China’s debt boom is back on.
The world’s second largest economy added 2.34 trillion yuan ($362 billion) of new debt in March, far exceeding the median forecast of 1.4 trillion yuan in a Bloomberg survey.
The surprising data prompted George Soros to say that the debt explosion in China “eerily resembles what happened during the financial crisis in the U.S. in 2007-08, which was similarly fuelled by credit growth,” according to Bloomberg.
“Most of the money that banks are supplying is needed to keep bad debts and loss-making enterprises alive,” he said.
He added that the unsustainable situation can maintain itself for several years, just like in the US in 2005 and 2006, so the inevitable crash doesn’t have to come immediately.
Not everyone agrees. Analysts at HSBC led by Qu Hongbin are more confident, saying that there are two good reasons for China’s high debt levels, and neither are causes for concern because its economy works differently to the US.
First, here’s how China reached a 249% debt-to-GDP ratio:
A lot of the debt has been driven by the high savings rate of Chinese households. These savings are generally invested in the debt of domestic companies.
Here’s HSBC (emphasis ours):
The high saving rate of households means more surplus savings can be transferred into corporate sector investment.
And here’s the chart:
All those savings have to go into the debt market because the equity market is so underdeveloped.
Here’s HSBC again:
In 2015, debt financing was 95% of the overall financing provided to the economy; equity financing was only 5%.
Significant reforms to the equity fund raising system — from the IPO process to secondary financing and the exit mechanism — are needed to make the equity market a more viable and important funding channel.
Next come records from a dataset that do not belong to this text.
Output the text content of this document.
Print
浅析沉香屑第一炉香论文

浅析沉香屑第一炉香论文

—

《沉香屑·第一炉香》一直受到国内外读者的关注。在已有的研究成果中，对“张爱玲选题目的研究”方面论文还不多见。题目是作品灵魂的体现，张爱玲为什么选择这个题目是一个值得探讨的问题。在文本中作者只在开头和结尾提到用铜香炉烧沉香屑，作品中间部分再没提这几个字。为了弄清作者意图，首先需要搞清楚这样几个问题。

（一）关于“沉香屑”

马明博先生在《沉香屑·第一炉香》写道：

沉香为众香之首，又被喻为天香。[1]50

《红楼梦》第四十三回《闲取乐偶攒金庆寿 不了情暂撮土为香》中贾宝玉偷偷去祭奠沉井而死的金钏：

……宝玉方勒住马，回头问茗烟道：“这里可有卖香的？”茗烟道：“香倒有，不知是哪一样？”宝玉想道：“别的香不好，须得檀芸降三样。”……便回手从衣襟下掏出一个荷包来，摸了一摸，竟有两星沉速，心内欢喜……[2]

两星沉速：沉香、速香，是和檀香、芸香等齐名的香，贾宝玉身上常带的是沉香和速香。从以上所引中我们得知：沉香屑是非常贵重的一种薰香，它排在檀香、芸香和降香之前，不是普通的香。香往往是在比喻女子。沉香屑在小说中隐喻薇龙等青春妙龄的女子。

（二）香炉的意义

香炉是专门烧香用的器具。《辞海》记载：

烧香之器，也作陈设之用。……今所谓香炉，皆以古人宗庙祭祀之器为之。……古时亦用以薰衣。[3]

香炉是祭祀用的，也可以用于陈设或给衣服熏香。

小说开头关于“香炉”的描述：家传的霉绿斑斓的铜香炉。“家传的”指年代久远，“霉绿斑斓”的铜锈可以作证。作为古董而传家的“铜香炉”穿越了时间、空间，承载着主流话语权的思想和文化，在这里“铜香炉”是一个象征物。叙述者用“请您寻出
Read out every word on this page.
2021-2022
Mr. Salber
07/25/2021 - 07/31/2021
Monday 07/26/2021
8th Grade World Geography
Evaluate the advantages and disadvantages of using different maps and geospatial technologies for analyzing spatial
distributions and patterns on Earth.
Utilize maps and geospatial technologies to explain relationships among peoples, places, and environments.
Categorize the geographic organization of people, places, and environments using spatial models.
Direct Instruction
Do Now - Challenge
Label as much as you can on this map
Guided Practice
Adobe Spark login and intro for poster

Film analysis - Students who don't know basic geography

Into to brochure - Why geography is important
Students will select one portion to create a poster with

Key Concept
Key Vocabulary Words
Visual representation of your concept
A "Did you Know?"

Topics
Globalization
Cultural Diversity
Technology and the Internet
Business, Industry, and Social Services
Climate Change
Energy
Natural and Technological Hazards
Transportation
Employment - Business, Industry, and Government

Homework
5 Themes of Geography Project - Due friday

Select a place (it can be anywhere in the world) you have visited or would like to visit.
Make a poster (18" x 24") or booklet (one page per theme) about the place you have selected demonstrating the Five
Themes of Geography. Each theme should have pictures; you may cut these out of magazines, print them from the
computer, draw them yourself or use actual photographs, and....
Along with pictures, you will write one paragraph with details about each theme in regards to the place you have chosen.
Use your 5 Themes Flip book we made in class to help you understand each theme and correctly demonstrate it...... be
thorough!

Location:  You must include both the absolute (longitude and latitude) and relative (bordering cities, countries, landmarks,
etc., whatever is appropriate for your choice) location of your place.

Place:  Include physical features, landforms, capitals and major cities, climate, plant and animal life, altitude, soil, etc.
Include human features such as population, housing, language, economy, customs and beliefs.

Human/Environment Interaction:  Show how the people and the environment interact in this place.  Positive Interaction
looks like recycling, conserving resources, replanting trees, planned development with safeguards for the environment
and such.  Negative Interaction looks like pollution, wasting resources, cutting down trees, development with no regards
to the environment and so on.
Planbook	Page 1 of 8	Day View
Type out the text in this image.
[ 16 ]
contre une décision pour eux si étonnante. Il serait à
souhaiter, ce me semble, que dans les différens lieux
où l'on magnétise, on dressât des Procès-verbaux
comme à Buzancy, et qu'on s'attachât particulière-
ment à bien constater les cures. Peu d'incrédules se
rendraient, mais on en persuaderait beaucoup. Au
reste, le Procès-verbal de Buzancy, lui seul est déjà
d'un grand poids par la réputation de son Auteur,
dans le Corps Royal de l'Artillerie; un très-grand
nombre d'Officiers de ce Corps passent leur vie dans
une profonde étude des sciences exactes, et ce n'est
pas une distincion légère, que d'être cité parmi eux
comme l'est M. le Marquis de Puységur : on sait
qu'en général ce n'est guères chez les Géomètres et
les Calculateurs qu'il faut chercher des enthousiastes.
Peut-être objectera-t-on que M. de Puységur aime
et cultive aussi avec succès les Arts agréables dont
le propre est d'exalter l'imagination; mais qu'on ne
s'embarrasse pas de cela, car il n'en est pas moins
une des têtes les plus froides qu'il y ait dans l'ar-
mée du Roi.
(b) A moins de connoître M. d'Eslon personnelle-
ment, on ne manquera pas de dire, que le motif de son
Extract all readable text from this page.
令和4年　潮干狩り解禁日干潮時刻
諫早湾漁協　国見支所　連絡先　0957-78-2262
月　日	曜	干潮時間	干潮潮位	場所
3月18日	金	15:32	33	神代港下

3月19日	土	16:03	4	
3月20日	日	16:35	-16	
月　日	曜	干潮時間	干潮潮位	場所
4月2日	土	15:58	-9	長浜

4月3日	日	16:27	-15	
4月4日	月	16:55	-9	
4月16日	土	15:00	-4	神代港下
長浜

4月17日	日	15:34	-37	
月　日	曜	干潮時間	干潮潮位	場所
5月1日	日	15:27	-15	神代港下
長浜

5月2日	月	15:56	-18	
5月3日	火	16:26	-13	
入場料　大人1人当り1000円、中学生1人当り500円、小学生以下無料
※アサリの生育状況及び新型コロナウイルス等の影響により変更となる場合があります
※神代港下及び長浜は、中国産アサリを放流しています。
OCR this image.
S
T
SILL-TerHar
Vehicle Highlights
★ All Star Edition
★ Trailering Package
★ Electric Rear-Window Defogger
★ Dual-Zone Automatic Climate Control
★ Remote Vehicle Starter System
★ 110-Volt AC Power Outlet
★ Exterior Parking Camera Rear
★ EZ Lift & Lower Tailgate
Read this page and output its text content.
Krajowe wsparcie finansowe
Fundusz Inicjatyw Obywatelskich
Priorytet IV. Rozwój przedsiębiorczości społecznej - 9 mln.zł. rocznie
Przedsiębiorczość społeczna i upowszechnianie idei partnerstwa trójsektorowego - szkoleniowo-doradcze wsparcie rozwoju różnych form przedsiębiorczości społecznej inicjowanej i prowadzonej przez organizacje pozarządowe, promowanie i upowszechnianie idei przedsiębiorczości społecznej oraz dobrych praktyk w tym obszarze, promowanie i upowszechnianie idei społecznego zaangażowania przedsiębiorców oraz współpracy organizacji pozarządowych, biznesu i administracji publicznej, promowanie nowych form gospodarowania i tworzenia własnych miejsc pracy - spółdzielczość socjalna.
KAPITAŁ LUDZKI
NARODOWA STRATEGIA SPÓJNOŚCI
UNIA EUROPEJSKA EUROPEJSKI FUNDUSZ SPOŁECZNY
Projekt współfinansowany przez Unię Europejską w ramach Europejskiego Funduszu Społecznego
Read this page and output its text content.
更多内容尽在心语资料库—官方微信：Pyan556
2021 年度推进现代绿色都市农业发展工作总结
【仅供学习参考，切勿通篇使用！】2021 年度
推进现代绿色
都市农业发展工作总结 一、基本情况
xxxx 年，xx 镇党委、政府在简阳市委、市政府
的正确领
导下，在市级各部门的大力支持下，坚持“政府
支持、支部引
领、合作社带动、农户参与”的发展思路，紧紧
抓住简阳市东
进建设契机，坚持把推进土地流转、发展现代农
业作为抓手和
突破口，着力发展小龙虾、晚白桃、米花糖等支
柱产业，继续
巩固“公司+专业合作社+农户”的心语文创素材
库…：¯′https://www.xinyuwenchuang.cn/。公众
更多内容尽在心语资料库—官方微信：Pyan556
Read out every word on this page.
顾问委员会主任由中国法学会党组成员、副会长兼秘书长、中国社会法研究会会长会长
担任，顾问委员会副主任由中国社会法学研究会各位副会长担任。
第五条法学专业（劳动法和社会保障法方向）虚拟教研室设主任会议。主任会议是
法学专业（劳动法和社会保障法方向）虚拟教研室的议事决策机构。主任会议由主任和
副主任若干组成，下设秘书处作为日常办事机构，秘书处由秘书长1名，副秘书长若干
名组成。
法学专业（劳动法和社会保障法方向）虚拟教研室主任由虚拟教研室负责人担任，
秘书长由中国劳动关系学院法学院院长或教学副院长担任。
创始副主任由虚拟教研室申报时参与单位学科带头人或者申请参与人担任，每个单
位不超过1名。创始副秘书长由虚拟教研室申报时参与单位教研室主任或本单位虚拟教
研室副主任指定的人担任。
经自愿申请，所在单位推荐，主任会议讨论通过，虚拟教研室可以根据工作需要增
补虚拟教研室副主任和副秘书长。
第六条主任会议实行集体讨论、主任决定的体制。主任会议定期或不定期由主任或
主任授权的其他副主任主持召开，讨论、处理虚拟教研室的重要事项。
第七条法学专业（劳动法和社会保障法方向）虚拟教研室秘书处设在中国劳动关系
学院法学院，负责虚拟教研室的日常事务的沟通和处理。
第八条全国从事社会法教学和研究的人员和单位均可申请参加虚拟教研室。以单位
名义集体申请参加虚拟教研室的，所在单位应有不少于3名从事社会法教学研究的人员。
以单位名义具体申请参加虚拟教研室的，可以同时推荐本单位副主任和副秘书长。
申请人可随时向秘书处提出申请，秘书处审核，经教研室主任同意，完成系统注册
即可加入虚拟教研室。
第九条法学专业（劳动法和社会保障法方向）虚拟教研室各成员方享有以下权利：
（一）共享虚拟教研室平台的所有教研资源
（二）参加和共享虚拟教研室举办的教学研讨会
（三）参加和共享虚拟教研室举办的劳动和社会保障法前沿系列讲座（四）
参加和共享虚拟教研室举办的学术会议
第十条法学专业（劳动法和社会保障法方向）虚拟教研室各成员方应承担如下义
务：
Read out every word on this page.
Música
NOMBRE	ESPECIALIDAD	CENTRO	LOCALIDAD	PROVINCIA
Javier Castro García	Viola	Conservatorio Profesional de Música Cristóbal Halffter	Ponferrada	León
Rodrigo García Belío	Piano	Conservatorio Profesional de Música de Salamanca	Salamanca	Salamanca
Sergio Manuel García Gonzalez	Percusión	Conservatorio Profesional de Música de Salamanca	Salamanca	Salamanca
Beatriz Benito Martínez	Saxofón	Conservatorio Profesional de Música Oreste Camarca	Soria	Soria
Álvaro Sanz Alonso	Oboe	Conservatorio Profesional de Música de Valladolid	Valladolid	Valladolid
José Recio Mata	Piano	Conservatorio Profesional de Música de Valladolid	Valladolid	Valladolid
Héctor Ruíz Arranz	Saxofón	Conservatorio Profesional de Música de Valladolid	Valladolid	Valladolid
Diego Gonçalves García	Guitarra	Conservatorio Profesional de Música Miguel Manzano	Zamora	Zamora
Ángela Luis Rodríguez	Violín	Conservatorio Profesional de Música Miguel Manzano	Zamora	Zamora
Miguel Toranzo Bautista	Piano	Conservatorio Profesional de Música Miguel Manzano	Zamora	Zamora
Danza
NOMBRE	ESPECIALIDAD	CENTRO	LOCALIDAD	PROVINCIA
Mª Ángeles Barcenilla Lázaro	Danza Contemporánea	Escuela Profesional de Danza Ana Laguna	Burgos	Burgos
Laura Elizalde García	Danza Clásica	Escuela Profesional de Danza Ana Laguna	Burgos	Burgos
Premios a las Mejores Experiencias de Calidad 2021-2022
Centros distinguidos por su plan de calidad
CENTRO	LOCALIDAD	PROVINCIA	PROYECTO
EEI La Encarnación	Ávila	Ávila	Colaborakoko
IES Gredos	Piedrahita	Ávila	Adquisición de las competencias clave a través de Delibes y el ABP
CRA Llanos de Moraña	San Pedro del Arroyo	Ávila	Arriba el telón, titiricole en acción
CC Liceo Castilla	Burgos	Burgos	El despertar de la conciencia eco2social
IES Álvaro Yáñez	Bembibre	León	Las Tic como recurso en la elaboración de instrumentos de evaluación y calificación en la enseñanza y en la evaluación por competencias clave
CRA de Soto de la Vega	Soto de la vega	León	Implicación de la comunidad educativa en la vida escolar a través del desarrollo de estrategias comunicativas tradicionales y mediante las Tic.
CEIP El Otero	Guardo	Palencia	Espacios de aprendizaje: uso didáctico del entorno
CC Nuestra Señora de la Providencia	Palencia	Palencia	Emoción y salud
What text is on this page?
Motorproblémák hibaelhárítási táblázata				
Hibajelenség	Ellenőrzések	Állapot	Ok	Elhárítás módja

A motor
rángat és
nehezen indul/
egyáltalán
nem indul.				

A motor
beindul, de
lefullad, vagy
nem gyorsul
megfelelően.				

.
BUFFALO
In the absence of a developed equity market, economic growth needs to be financed by debt in the form of bank loans and, increasingly, bonds.
But while this highlights the fact that the structure of Chinese financing is different to places like the US, it won’t do much to soothe people like George Soros who expect the good times to come to end painfully.
If companies’ liabilities lie with households rather than the banks, then the prospective losses do to, meaning that any downturn could hit the real economy and consumer spending directly.